Time Series - Moving Average

For a stationary time series, a moving average model sees the value of a variable at time t as a linear function of residual errors from q time steps preceding it. The residual error is calculated by comparing the value at the time t to moving average of the values preceding.

Mathematically it can be written as −

$$y_{t} = c\:+\:\epsilon_{t}\:+\:\theta_{1}\:\epsilon_{t-1}\:+\:\theta_{2}\:\epsilon_{t-2}\:+\:...+:\theta_{q}\:\epsilon_{t-q}\:$$

Whereq is the moving-average trend parameter

$\epsilon_{t}$ is white noise, and

$\epsilon_{t-1}, \epsilon_{t-2}...\epsilon_{t-q}$ are the error terms at previous time periods.

Value of q can be calibrated using various methods.
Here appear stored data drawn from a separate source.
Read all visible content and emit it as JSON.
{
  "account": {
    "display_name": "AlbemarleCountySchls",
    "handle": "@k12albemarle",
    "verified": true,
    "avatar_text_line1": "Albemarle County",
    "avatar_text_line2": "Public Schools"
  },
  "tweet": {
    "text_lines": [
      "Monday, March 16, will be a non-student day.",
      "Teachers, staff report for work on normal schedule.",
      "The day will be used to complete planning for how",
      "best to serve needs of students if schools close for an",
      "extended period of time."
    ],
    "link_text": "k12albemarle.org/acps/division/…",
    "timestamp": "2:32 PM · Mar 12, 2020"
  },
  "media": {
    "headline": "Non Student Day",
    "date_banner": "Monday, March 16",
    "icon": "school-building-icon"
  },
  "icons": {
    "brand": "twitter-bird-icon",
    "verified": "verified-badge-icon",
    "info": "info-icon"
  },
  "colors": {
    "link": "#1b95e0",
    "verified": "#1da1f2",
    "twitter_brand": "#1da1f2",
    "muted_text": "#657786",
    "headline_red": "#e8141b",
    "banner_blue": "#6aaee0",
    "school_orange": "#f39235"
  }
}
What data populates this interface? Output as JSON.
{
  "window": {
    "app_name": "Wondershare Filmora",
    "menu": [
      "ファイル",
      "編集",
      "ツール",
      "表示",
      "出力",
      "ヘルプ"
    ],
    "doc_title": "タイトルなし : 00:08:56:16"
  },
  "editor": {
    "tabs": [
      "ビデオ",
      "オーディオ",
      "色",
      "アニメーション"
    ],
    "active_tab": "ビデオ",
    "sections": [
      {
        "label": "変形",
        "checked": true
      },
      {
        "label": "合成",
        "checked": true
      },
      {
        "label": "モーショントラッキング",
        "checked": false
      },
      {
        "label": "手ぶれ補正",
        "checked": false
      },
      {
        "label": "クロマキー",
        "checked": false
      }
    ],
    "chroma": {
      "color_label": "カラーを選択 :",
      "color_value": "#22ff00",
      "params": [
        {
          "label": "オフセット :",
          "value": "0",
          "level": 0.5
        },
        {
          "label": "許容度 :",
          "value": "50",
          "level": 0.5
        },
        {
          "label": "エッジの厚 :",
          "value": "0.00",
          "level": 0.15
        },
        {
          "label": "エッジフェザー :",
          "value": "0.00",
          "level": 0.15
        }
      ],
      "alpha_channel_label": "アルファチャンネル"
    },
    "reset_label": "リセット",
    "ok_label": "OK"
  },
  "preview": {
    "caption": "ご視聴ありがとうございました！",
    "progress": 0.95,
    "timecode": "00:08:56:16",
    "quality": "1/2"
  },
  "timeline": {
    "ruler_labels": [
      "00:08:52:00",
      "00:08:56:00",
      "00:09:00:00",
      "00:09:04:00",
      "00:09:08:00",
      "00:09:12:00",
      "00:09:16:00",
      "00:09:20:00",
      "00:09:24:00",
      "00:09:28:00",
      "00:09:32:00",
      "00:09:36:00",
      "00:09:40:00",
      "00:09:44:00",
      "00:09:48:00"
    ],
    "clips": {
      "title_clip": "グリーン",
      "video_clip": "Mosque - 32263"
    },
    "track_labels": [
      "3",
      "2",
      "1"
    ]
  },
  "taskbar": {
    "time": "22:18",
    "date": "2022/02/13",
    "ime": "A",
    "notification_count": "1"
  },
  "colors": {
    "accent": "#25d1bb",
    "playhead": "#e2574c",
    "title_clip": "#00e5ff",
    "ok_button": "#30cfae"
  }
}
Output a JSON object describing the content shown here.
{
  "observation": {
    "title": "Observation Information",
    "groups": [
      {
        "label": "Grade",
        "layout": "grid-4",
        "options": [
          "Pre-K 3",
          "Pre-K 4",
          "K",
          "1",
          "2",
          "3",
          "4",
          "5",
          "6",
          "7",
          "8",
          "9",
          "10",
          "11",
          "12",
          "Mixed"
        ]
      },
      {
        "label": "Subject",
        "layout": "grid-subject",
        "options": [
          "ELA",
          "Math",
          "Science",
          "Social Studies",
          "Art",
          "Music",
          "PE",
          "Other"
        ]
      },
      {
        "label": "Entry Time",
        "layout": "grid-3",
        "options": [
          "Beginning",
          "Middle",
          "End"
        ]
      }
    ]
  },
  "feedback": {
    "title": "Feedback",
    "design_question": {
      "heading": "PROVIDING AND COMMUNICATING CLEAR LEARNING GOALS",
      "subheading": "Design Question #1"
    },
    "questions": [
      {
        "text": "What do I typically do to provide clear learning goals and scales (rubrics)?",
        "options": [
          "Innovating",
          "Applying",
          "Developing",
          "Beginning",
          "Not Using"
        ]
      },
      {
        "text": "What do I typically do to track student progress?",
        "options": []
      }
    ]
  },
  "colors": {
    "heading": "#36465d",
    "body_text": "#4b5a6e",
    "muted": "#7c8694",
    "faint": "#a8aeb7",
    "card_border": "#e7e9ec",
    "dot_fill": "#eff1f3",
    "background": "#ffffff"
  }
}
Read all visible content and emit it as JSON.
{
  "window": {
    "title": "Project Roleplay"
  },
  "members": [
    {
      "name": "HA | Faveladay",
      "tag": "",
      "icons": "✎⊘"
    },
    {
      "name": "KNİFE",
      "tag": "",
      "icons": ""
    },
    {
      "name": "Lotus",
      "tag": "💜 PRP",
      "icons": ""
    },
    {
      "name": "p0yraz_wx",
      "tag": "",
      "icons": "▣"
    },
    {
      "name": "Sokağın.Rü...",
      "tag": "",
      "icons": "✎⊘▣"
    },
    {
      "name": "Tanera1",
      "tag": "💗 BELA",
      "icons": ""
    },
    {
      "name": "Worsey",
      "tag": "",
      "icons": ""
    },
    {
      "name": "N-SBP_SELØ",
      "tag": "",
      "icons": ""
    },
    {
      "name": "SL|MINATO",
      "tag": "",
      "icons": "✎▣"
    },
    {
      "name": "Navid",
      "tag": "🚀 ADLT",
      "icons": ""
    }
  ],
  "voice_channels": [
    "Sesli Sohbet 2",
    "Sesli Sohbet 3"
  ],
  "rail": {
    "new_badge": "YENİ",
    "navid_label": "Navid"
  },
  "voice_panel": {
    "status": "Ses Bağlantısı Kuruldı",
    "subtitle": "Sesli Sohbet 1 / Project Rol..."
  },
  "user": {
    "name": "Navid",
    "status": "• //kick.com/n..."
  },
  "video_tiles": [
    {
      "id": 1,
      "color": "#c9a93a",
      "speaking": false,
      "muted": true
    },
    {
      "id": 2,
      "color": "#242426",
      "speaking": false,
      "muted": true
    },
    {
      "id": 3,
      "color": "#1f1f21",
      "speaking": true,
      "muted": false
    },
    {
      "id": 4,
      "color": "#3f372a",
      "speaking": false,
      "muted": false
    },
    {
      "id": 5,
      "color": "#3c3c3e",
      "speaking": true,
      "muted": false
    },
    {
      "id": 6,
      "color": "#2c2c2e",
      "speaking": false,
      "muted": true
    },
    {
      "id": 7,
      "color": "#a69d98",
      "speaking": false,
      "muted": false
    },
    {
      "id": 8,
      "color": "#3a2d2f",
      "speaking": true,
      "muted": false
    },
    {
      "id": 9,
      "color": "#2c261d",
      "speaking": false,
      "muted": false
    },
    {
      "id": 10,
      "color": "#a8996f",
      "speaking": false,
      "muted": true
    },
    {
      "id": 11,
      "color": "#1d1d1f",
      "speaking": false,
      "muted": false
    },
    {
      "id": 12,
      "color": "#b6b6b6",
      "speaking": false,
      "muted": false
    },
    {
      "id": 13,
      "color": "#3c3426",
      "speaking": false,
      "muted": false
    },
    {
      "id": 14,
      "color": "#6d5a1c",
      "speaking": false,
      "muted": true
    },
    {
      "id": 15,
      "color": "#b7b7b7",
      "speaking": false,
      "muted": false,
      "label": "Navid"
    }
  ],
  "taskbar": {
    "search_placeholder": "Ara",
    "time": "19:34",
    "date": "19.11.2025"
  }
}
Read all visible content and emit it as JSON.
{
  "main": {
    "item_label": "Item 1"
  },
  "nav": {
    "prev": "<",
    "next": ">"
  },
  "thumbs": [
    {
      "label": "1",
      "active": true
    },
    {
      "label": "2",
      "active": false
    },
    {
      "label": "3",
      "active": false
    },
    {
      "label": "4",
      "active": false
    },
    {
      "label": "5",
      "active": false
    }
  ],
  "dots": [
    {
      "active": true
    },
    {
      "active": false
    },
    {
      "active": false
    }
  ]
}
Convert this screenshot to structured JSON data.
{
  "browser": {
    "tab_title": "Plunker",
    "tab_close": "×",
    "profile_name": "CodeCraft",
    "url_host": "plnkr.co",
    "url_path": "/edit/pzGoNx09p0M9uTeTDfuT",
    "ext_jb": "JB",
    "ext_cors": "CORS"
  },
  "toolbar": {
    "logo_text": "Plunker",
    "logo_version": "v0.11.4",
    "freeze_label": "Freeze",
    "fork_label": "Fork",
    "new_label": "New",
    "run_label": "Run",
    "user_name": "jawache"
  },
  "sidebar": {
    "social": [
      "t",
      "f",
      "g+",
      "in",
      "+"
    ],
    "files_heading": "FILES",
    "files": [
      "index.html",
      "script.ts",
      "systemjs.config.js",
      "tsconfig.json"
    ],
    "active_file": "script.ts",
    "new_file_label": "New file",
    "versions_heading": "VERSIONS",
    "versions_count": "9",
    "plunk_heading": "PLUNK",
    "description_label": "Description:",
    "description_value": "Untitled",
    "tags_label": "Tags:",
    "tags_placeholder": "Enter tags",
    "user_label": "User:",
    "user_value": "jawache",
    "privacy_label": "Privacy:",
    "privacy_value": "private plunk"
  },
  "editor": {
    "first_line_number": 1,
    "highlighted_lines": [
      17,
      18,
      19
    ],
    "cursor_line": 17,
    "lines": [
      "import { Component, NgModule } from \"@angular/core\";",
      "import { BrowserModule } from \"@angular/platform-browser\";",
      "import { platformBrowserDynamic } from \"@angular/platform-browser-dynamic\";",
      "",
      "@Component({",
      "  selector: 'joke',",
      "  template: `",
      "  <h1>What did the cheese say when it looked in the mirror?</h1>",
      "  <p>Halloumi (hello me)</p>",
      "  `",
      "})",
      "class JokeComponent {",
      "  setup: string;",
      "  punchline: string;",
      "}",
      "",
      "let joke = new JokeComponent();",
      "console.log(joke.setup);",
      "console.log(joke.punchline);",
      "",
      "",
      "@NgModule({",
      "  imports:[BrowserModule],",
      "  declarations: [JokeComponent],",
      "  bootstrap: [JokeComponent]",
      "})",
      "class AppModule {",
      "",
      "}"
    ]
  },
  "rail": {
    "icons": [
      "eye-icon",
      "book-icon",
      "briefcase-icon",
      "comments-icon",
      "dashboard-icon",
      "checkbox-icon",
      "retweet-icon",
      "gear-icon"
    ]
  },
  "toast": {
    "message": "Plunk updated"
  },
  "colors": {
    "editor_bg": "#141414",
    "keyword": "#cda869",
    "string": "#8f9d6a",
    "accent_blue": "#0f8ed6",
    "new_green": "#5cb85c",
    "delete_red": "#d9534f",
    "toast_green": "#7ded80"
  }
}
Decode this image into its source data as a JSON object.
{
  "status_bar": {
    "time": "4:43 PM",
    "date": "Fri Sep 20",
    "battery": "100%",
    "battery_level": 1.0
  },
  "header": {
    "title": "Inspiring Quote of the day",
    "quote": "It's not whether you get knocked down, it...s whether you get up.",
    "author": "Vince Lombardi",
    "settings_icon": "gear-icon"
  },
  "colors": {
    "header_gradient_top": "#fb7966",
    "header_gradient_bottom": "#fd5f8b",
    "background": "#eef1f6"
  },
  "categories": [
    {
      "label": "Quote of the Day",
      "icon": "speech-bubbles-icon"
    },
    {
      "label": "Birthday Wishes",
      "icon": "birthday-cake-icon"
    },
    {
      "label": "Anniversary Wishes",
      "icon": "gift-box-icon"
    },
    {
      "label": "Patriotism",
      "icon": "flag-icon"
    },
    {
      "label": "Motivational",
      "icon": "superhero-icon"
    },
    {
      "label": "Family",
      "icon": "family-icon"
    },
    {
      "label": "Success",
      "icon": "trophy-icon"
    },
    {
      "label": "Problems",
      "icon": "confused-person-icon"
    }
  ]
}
One way of finding the apt value of q is plotting the partial auto-correlation plot.

A partial auto-correlation plot shows the relation of a variable with itself at prior time steps with indirect correlations removed, unlike auto-correlation plot which shows direct as well as indirect correlations, lets see how it looks like for temperature variable of our data.

Showing PACP

In [143]:

from statsmodels.graphics.tsaplots import plot_pacf

plot_pacf(train, lags = 100)
plt.show()

A partial auto-correlation is read in the same way as a correlogram.